- Date
- 9th July 2019
- Categories
- General
By Dr Simon Batchelor
The Ashden Awards are a great way of promoting the new approaches that are so vital for the planet’s future. The approach is great… The award ceremony is characterised by short videos that often have funky music and a clever style. I strongly recommend looking through them.
This year the focus and the speeches were of course on climate change. In the midst of the positive news, the speaker for Resham Sutra (Sorry sir, I missed your name) told us that his home in Mumbai had not recorded a drop of rain this year even though they are half way through the monsoon season. And that Bombay had received 34 inches in 24 hours the day before. There was much talk about extinction of species and how there is a climate emergency. In the UK, Wales and Scotland have declared a climate emergency, while UK parliament has apparently agreed to make a declaration soon.
Of course, against this backdrop of a climate emergency the winners of the Ashden awards do at least offer some positive insights. Their projects are deservedly honoured. However, I couldn’t help but reflect on how almost all the propositions have been around for thirty years or more. Sistema.bio offer biogas to farmers. Their flexible bag has been around for a number of years and when my colleague asked them the day before what was it that makes them stand out, and why do they think their biogas will outlast other biogas failed scale ups, their answer was…. Customer service. They have a call centre which responds to problems and enable people to keep their systems working. Good customer service is not a world shattering idea!? EQuota energy in China offer data management of energy in buildings….they do indeed leverage smart metering technology (which I admit was not around 30 years ago), but what struck me was …..what is the action the data prompts… “to identify individual pieces of machinery switching on and off”. Resham Sutra designs, manufactures and commercialises machines for silk yarn and fabric production in states across India, most are solar powered. Is the technology massively innovative? It is solar generation of electricity, which is becoming a norm? It is a machine for weaving – not particularly innovative. And why the project is successful is the matching of loans to productive use. And finally, a comment on Alcaldía de Medellín. They have created green corridors which have brought back biodiversity and cooled those areas. What came to mind was my home town of Reading – where I recently saw photos of the city at the beginning of the 20th Century, and it was fairly treeless. The Victorians apparently planted lots of trees, and my experience now is of huge large trees on most of the major roads in and out of the town. So, greening of cities – not a new idea.

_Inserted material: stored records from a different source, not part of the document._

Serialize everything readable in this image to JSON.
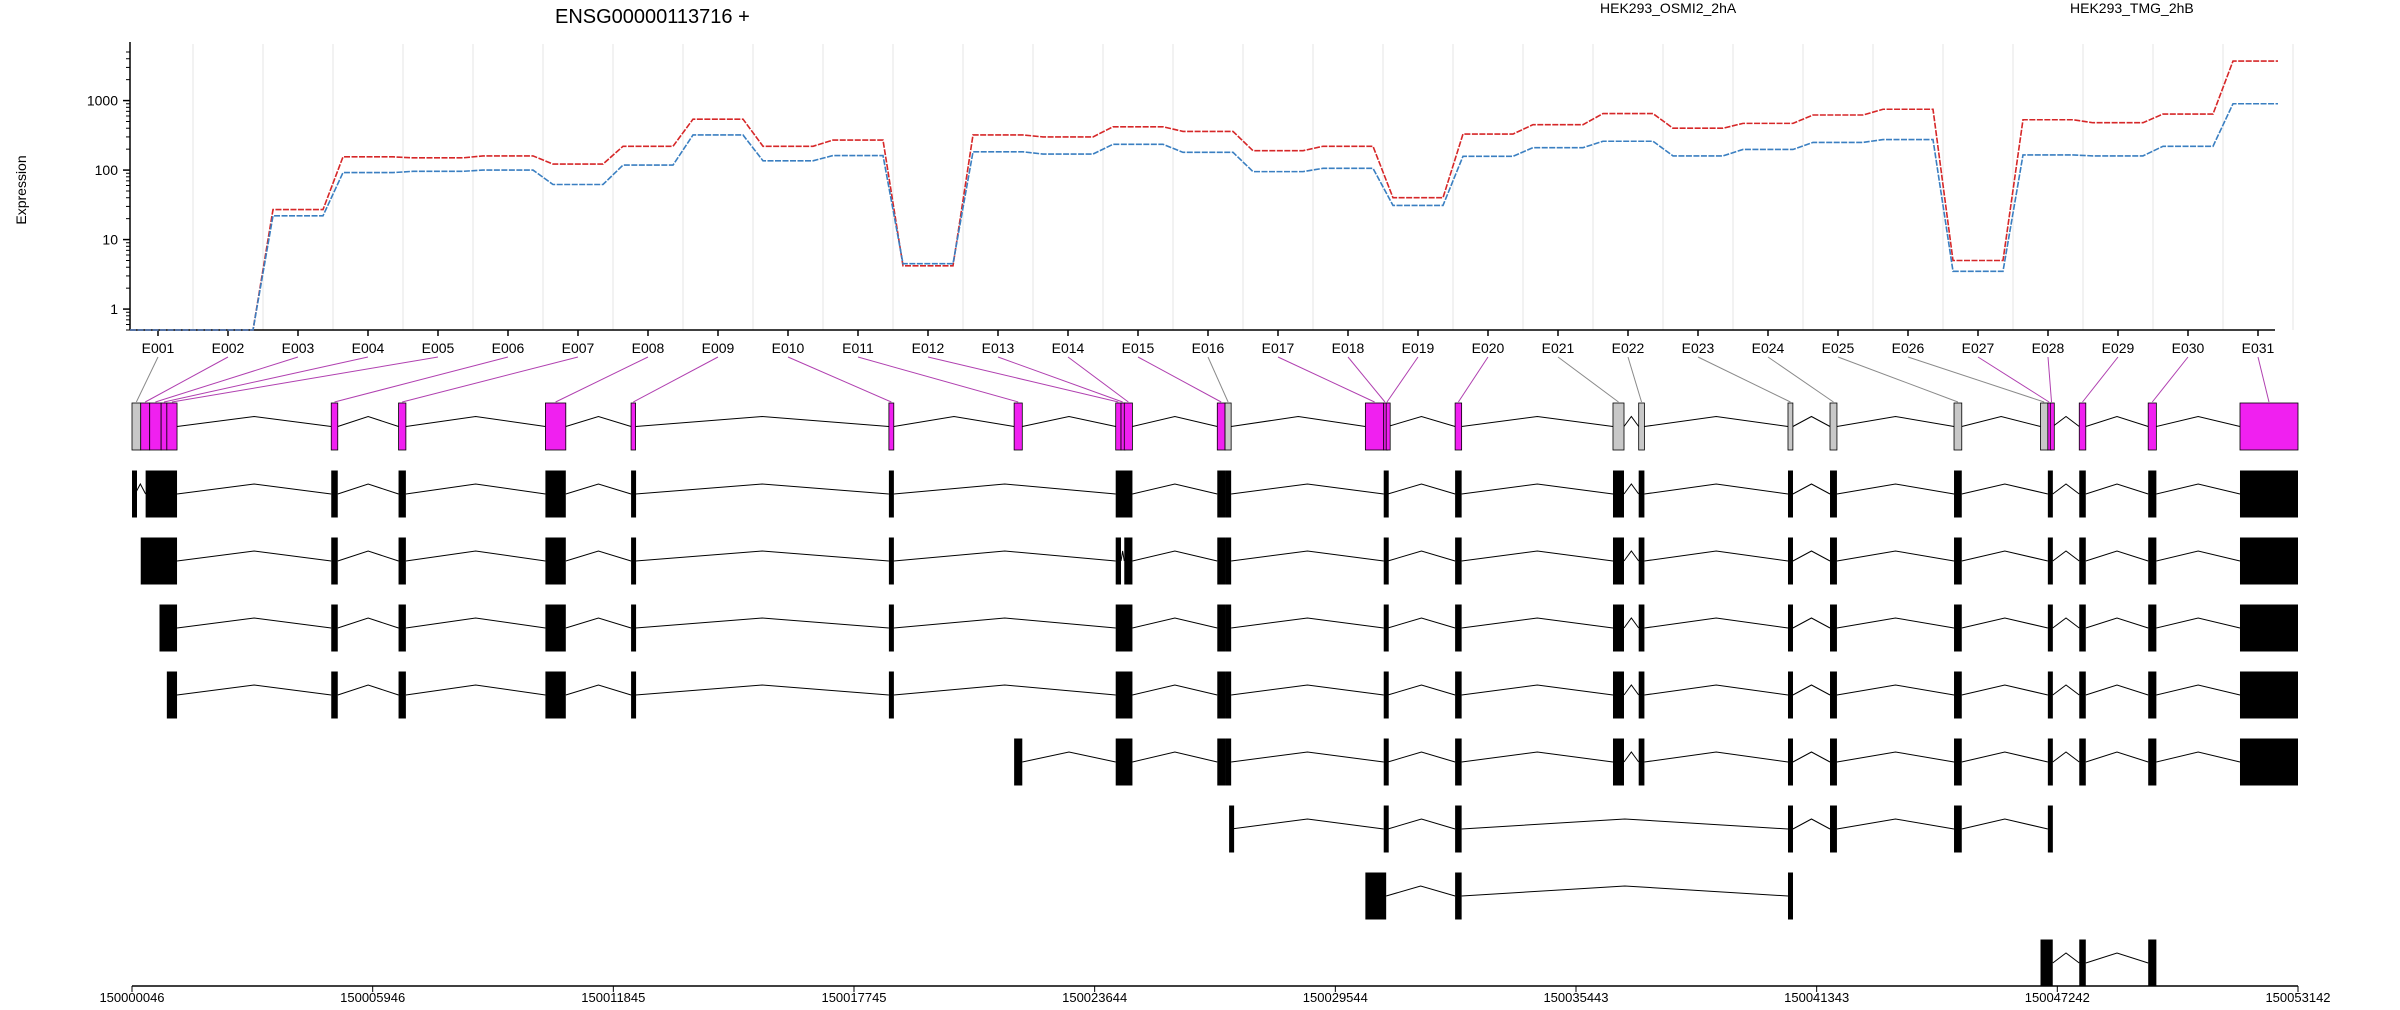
{
  "title": "ENSG00000113716 +",
  "ylabel": "Expression",
  "colors": {
    "series1": "#d62728",
    "series2": "#3a7fc1",
    "exon_highlight": "#f020f0",
    "exon_gray": "#c8c8c8",
    "connector_highlight": "#b040b0",
    "connector_gray": "#8a8a8a"
  },
  "chart_data": {
    "type": "line",
    "scale": "log",
    "ylim": [
      0.5,
      5000
    ],
    "y_ticks": [
      "1",
      "10",
      "100",
      "1000"
    ],
    "categories": [
      "E001",
      "E002",
      "E003",
      "E004",
      "E005",
      "E006",
      "E007",
      "E008",
      "E009",
      "E010",
      "E011",
      "E012",
      "E013",
      "E014",
      "E015",
      "E016",
      "E017",
      "E018",
      "E019",
      "E020",
      "E021",
      "E022",
      "E023",
      "E024",
      "E025",
      "E026",
      "E027",
      "E028",
      "E029",
      "E030",
      "E031"
    ],
    "series": [
      {
        "name": "HEK293_OSMI2_2hA",
        "color": "#d62728",
        "values": [
          0.5,
          0.5,
          27,
          155,
          150,
          160,
          122,
          220,
          540,
          220,
          270,
          4.2,
          320,
          300,
          420,
          360,
          190,
          220,
          40,
          330,
          450,
          650,
          400,
          470,
          620,
          750,
          5,
          530,
          480,
          640,
          3700
        ]
      },
      {
        "name": "HEK293_TMG_2hB",
        "color": "#3a7fc1",
        "values": [
          0.5,
          0.5,
          22,
          92,
          96,
          100,
          62,
          118,
          320,
          136,
          162,
          4.5,
          183,
          170,
          235,
          180,
          95,
          106,
          31,
          158,
          210,
          260,
          160,
          198,
          250,
          275,
          3.5,
          165,
          160,
          220,
          900
        ]
      }
    ]
  },
  "gene_model": {
    "coord_ticks": [
      "150000046",
      "150005946",
      "150011845",
      "150017745",
      "150023644",
      "150029544",
      "150035443",
      "150041343",
      "150047242",
      "150053142"
    ],
    "coord_range": [
      150000046,
      150053142
    ],
    "exons": [
      {
        "id": "E001",
        "start": 150000046,
        "end": 150000260,
        "hl": false
      },
      {
        "id": "E002",
        "start": 150000260,
        "end": 150000480,
        "hl": true
      },
      {
        "id": "E003",
        "start": 150000480,
        "end": 150000760,
        "hl": true
      },
      {
        "id": "E004",
        "start": 150000760,
        "end": 150000900,
        "hl": true
      },
      {
        "id": "E005",
        "start": 150000900,
        "end": 150001150,
        "hl": true
      },
      {
        "id": "E006",
        "start": 150004930,
        "end": 150005090,
        "hl": true
      },
      {
        "id": "E007",
        "start": 150006580,
        "end": 150006760,
        "hl": true
      },
      {
        "id": "E008",
        "start": 150010180,
        "end": 150010680,
        "hl": true
      },
      {
        "id": "E009",
        "start": 150012280,
        "end": 150012390,
        "hl": true
      },
      {
        "id": "E010",
        "start": 150018600,
        "end": 150018720,
        "hl": true
      },
      {
        "id": "E011",
        "start": 150021670,
        "end": 150021870,
        "hl": true
      },
      {
        "id": "E012",
        "start": 150024160,
        "end": 150024290,
        "hl": true
      },
      {
        "id": "E013",
        "start": 150024290,
        "end": 150024370,
        "hl": true
      },
      {
        "id": "E014",
        "start": 150024370,
        "end": 150024570,
        "hl": true
      },
      {
        "id": "E015",
        "start": 150026650,
        "end": 150026840,
        "hl": true
      },
      {
        "id": "E016",
        "start": 150026840,
        "end": 150026990,
        "hl": false
      },
      {
        "id": "E017",
        "start": 150030280,
        "end": 150030730,
        "hl": true
      },
      {
        "id": "E018",
        "start": 150030730,
        "end": 150030790,
        "hl": true
      },
      {
        "id": "E019",
        "start": 150030790,
        "end": 150030830,
        "hl": true
      },
      {
        "id": "E020",
        "start": 150032480,
        "end": 150032640,
        "hl": true
      },
      {
        "id": "E021",
        "start": 150036350,
        "end": 150036620,
        "hl": false
      },
      {
        "id": "E022",
        "start": 150036980,
        "end": 150037120,
        "hl": false
      },
      {
        "id": "E023",
        "start": 150040640,
        "end": 150040760,
        "hl": false
      },
      {
        "id": "E024",
        "start": 150041670,
        "end": 150041840,
        "hl": false
      },
      {
        "id": "E025",
        "start": 150044710,
        "end": 150044900,
        "hl": false
      },
      {
        "id": "E026",
        "start": 150046830,
        "end": 150047010,
        "hl": false
      },
      {
        "id": "E027",
        "start": 150047010,
        "end": 150047070,
        "hl": true
      },
      {
        "id": "E028",
        "start": 150047070,
        "end": 150047130,
        "hl": true
      },
      {
        "id": "E029",
        "start": 150047780,
        "end": 150047940,
        "hl": true
      },
      {
        "id": "E030",
        "start": 150049470,
        "end": 150049670,
        "hl": true
      },
      {
        "id": "E031",
        "start": 150051720,
        "end": 150053142,
        "hl": true
      }
    ],
    "transcripts": [
      [
        [
          150000046,
          150000120
        ],
        [
          150000380,
          150001150
        ],
        [
          150004930,
          150005090
        ],
        [
          150006580,
          150006760
        ],
        [
          150010180,
          150010680
        ],
        [
          150012280,
          150012390
        ],
        [
          150018600,
          150018720
        ],
        [
          150024160,
          150024570
        ],
        [
          150026650,
          150026840
        ],
        [
          150026840,
          150026990
        ],
        [
          150030730,
          150030830
        ],
        [
          150032480,
          150032640
        ],
        [
          150036350,
          150036620
        ],
        [
          150036980,
          150037120
        ],
        [
          150040640,
          150040760
        ],
        [
          150041670,
          150041840
        ],
        [
          150044710,
          150044900
        ],
        [
          150047010,
          150047130
        ],
        [
          150047780,
          150047940
        ],
        [
          150049470,
          150049670
        ],
        [
          150051720,
          150053142
        ]
      ],
      [
        [
          150000260,
          150001150
        ],
        [
          150004930,
          150005090
        ],
        [
          150006580,
          150006760
        ],
        [
          150010180,
          150010680
        ],
        [
          150012280,
          150012390
        ],
        [
          150018600,
          150018720
        ],
        [
          150024160,
          150024290
        ],
        [
          150024370,
          150024570
        ],
        [
          150026650,
          150026840
        ],
        [
          150026840,
          150026990
        ],
        [
          150030730,
          150030830
        ],
        [
          150032480,
          150032640
        ],
        [
          150036350,
          150036620
        ],
        [
          150036980,
          150037120
        ],
        [
          150040640,
          150040760
        ],
        [
          150041670,
          150041840
        ],
        [
          150044710,
          150044900
        ],
        [
          150047010,
          150047130
        ],
        [
          150047780,
          150047940
        ],
        [
          150049470,
          150049670
        ],
        [
          150051720,
          150053142
        ]
      ],
      [
        [
          150000720,
          150001150
        ],
        [
          150004930,
          150005090
        ],
        [
          150006580,
          150006760
        ],
        [
          150010180,
          150010680
        ],
        [
          150012280,
          150012390
        ],
        [
          150018600,
          150018720
        ],
        [
          150024160,
          150024570
        ],
        [
          150026650,
          150026840
        ],
        [
          150026840,
          150026990
        ],
        [
          150030730,
          150030830
        ],
        [
          150032480,
          150032640
        ],
        [
          150036350,
          150036620
        ],
        [
          150036980,
          150037120
        ],
        [
          150040640,
          150040760
        ],
        [
          150041670,
          150041840
        ],
        [
          150044710,
          150044900
        ],
        [
          150047010,
          150047130
        ],
        [
          150047780,
          150047940
        ],
        [
          150049470,
          150049670
        ],
        [
          150051720,
          150053142
        ]
      ],
      [
        [
          150000900,
          150001150
        ],
        [
          150004930,
          150005090
        ],
        [
          150006580,
          150006760
        ],
        [
          150010180,
          150010680
        ],
        [
          150012280,
          150012390
        ],
        [
          150018600,
          150018720
        ],
        [
          150024160,
          150024570
        ],
        [
          150026650,
          150026840
        ],
        [
          150026840,
          150026990
        ],
        [
          150030730,
          150030830
        ],
        [
          150032480,
          150032640
        ],
        [
          150036350,
          150036620
        ],
        [
          150036980,
          150037120
        ],
        [
          150040640,
          150040760
        ],
        [
          150041670,
          150041840
        ],
        [
          150044710,
          150044900
        ],
        [
          150047010,
          150047130
        ],
        [
          150047780,
          150047940
        ],
        [
          150049470,
          150049670
        ],
        [
          150051720,
          150053142
        ]
      ],
      [
        [
          150021670,
          150021870
        ],
        [
          150024160,
          150024570
        ],
        [
          150026650,
          150026840
        ],
        [
          150026840,
          150026990
        ],
        [
          150030730,
          150030830
        ],
        [
          150032480,
          150032640
        ],
        [
          150036350,
          150036620
        ],
        [
          150036980,
          150037120
        ],
        [
          150040640,
          150040760
        ],
        [
          150041670,
          150041840
        ],
        [
          150044710,
          150044900
        ],
        [
          150047010,
          150047130
        ],
        [
          150047780,
          150047940
        ],
        [
          150049470,
          150049670
        ],
        [
          150051720,
          150053142
        ]
      ],
      [
        [
          150026940,
          150026990
        ],
        [
          150030730,
          150030830
        ],
        [
          150032480,
          150032640
        ],
        [
          150040640,
          150040760
        ],
        [
          150041670,
          150041840
        ],
        [
          150044710,
          150044900
        ],
        [
          150047010,
          150047130
        ]
      ],
      [
        [
          150030280,
          150030790
        ],
        [
          150032480,
          150032640
        ],
        [
          150040640,
          150040760
        ]
      ],
      [
        [
          150046830,
          150047130
        ],
        [
          150047780,
          150047940
        ],
        [
          150049470,
          150049670
        ]
      ]
    ]
  }
}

Please don’t think I am being critical of the winners – rather, I came away with the reinforced idea that these moves towards saving the planet are not so much dependent on new technology per se (except perhaps for Highview Power) but on taking a true systems approach (although highview is addressing Grid system challenges). I came away thinking that the winner’s success is based on a system approach, an integration of newish pieces of technology with good old fashioned good business practice – matching of finance loans to income, great customer service, managing energy devices by switching them off when appropriate, integrating with planning processes.
The evening finished with a speech by Mary Robinson, “first woman President of Ireland and Chair of the Elders, a group of global leaders working for peace, justice and human rights. Man made problem requiring feminist solution”. She spoke a lot about Climate Justice and told us her memories of trying to persuade people to work towards 1.5 deg change, and she characterised that as small islands target – at that level small islands disappear under water over the next 40 years. But she noted that now people seem to have forgotten the 1.5 target and discuss 2 deg. She reminisced on how her work on justice had been siloed away from energy and climate concerns – and that latterly she saw how things had come together and hence her writing her latest book. She tried to walk the line between being optimistic due to being in the presence of Ashden, and noting that progress is slow and worrisome. And she also threw in feminism – she has previously said climate change is a man made problem and must have a feminist solution. She quickly unpacked that saying that ‘man’ encompassed everyone – but it described the approach of money making, of ‘business’, of disagreeableness (my word). And that it needed addressing by a softer social approach, more agreeableness, inclusive, leaving no one behind.
I should just end by saying that our charming partners CCA hosted a pre-evening reception with a demonstration of ethanol cooking (live making of the canapes), and introducing their own winner of a special cooking award.